I think the lesson is next time we have to go straight to a subcutaneous or intramuscular injectable formulation of a monoclonal to avoid that problem.
Also, the lesson is that the true solution is to have an oral small molecule antiviral that you can give to all people that are exposed before the onset of any symptoms.
BioCentury: What are the lessons from the COVID-19 experience for getting ready for the next pandemic?
Slaoui: I made proposals for what I called a bio-preparedness organization in 2016.
That conviction is even bigger now, and we are in a better place because we know mRNA is an unbelievably fast and unbelievably effective platform to make vaccines. We need to have the R&D facilities to be able to discover, develop, and start manufacturing at small scale of mRNA-based vaccines or live non-replicating viral vector vaccines very quickly.
The big problem is manufacturing. Nobody can have a big manufacturing facility sitting idle waiting for a pandemic. That is actually useless because an idle facility is not validated, and it doesn’t have the right trained talent.
What we need is to have a network of manufacturing facilities that are dedicated to manufacturing vaccines that have potential to serve in pandemics and do that all the time. This is part of the bio-preparedness proposal.

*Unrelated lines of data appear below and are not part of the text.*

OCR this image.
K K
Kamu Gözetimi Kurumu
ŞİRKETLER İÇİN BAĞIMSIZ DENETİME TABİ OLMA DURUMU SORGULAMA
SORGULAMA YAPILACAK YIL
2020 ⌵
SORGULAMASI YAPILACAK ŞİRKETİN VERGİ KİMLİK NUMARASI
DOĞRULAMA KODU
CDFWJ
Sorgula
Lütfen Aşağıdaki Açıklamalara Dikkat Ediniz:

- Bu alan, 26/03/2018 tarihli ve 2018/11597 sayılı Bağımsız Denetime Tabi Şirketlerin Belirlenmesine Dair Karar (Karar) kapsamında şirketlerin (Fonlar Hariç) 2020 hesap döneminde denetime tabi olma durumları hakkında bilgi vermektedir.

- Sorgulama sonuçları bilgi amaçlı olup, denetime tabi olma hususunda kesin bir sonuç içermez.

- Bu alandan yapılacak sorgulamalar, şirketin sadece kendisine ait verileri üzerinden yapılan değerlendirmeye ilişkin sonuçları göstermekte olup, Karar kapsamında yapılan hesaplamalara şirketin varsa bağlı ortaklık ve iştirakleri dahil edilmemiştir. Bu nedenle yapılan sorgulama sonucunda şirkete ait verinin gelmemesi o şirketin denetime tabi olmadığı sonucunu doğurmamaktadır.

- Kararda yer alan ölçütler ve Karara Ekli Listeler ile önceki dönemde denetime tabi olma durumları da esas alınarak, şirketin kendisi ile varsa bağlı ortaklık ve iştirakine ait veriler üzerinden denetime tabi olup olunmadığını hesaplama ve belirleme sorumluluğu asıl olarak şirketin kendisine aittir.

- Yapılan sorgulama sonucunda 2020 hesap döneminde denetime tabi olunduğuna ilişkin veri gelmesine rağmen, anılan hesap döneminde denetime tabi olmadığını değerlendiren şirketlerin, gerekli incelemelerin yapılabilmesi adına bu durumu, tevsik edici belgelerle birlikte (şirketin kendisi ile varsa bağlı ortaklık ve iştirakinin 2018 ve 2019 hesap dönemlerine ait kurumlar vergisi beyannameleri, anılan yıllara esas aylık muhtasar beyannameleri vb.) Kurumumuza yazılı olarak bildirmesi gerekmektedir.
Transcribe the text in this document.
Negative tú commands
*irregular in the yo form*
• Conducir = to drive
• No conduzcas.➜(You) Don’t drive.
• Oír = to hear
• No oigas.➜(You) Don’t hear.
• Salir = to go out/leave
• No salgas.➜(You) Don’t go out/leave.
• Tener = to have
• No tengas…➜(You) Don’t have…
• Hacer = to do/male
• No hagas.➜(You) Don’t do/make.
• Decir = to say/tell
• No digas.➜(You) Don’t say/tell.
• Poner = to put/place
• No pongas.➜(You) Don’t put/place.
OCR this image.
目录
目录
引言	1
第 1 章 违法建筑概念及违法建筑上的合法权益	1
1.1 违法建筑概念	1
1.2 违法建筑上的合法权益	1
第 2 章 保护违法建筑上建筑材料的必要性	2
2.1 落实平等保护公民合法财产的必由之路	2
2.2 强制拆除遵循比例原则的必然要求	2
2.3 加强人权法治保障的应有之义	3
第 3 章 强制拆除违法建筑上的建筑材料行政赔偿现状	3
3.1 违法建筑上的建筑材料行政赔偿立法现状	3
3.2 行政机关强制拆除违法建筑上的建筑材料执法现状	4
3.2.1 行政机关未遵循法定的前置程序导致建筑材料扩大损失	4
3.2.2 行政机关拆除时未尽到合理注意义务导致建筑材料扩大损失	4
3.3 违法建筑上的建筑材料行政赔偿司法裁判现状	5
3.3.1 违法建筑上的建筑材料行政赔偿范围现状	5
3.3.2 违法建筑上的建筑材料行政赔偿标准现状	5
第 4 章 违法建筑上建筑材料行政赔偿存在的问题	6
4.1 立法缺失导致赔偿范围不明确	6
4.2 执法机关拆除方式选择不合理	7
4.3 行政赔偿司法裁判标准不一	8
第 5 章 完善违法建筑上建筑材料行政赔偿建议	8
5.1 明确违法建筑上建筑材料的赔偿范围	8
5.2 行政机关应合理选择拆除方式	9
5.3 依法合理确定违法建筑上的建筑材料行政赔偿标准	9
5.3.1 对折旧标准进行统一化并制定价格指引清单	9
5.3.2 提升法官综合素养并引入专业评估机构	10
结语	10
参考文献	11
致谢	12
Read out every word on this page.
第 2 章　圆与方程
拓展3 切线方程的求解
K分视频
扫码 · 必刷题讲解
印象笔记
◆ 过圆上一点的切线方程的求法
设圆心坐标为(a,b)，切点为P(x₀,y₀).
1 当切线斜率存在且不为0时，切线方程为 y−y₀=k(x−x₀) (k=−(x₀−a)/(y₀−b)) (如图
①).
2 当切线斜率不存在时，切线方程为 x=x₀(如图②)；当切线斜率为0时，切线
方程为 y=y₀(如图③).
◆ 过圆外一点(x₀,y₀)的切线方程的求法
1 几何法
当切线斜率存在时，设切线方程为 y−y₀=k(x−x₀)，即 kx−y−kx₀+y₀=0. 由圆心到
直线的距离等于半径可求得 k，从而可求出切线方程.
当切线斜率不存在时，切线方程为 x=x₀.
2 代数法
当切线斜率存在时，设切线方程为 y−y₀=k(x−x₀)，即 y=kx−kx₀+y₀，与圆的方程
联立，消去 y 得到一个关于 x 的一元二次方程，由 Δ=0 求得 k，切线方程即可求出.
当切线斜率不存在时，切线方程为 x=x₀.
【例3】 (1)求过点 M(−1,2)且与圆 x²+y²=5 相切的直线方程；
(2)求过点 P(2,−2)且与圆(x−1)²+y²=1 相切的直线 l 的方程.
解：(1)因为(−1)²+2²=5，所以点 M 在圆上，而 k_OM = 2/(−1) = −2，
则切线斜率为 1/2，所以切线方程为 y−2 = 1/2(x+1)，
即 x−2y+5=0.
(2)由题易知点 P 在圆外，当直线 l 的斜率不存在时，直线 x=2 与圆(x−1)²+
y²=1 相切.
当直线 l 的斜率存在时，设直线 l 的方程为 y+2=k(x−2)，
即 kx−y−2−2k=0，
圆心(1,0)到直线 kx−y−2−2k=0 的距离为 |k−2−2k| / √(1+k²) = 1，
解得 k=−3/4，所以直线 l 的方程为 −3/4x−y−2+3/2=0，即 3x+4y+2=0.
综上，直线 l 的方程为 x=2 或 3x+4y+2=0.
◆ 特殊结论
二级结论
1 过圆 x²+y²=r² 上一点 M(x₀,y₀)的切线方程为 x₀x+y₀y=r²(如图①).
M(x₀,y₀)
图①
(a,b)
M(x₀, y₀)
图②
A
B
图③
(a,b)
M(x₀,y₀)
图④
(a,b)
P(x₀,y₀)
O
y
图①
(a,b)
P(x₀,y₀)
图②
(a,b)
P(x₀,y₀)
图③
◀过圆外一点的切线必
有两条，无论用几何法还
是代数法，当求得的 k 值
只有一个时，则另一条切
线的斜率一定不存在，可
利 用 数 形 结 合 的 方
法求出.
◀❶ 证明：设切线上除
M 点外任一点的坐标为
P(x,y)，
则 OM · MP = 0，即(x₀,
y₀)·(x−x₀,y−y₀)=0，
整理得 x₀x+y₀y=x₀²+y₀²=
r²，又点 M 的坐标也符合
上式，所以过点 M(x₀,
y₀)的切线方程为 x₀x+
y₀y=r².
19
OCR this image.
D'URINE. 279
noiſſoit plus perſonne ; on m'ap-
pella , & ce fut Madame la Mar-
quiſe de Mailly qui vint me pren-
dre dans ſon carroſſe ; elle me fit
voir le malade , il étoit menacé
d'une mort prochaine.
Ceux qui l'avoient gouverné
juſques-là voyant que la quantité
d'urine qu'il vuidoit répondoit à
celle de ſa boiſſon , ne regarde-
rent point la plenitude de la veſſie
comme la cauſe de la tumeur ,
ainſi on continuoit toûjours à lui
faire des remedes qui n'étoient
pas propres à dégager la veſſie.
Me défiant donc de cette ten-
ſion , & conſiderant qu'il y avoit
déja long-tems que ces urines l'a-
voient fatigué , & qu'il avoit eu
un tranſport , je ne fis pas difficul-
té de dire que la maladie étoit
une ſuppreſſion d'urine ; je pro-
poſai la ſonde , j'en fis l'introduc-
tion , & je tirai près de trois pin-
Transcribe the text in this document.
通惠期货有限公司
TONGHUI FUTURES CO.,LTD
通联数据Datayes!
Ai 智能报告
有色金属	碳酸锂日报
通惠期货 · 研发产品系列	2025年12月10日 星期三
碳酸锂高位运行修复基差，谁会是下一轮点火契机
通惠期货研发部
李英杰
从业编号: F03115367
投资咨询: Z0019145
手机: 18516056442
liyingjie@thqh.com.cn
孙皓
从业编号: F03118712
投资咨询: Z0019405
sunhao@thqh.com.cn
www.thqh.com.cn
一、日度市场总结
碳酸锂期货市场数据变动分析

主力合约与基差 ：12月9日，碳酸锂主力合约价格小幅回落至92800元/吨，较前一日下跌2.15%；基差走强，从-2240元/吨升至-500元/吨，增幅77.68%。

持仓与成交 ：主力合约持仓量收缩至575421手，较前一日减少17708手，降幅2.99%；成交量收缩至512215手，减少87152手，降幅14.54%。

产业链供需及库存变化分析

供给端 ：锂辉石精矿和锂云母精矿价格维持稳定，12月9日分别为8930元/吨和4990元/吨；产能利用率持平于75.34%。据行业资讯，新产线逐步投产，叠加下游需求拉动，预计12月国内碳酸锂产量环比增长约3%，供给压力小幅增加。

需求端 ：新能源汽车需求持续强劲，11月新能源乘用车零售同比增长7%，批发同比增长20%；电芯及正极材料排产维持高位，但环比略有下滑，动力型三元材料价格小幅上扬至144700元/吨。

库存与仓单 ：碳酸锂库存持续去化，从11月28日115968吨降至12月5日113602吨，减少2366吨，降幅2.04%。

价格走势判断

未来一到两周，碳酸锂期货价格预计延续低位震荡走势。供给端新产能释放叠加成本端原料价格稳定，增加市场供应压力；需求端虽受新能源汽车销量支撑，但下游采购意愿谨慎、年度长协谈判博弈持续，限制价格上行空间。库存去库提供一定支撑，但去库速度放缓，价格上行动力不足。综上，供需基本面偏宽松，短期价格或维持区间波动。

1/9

With mRNA or the live vector vaccine, we can discover vaccines from the list of WHO potential pandemic agents. We can design them, make them at small scale, show efficacy or relevant immune response in primates. We can scale up manufacturing quickly and manufacturer a million or two million doses, then store them and go to the next vaccine.
Because they’re manufacturing vaccines discovered against the list of potential pandemic agents, either we are lucky and the next pandemic is one of those agents we already targeted, in which case we have the vaccine, or if not, we have the team and the facility to immediately discover, develop and start large large-scale manufacturing of the vaccine.
The key is to have ongoing manufacturing, talent, capability and infrastructure that can be instantly refocused on a new objective. That is incompatible with an industrial setting or a commercial profit-making organization. Maybe it can be a public-private partnership of some sort.
BioCentury: What about clinical trial infrastructure? It has worked for vaccines, but for therapies it has been disastrous. There have been huge numbers of underpowered, poorly designed studies that are never going to produce actionable data. Is there a need for government to take control of clinical trials in an emergency?
Slaoui: I completely agree with you.
The vaccine took a centralized approach. We controlled it and that allowed us to not waste facilities, sites and talent in small trials that don’t give an answer. That did not happen for therapeutics. There were more than 400 clinical trials, most of which had no controls, so it was impossible to come to any conclusions.
Part of the answer was the ACTIV approach and what’s been called platform clinical trial designs, where you had one clinical trial protocol and a series of sites that would test different therapeutic candidates one after the other. It allows you to share control groups, to create a machine that can run very well once it has been well oiled.
The concept is very attractive. In practice, frankly, it didn’t work very well. It took forever to be set up, to be approved, to have each IRB agree. Moving from one drug to the next within the same platform trial required small changes and each time it took forever to have the approvals. But the principle of it, I think, is the way to go.
I remember having discussions with Janet [Woodcock, who led the therapeutics team at Warp Speed] when we were really frustrated with clinical trials. The problem is that trials use patients, facilities and talent that could be used for something else, so there’s a huge opportunity cost.
There is a big lesson there [about the need] to find a way that’s much faster than we have done trials this time, to have centralized clinical trials, and to have platform trials running as quickly as possible.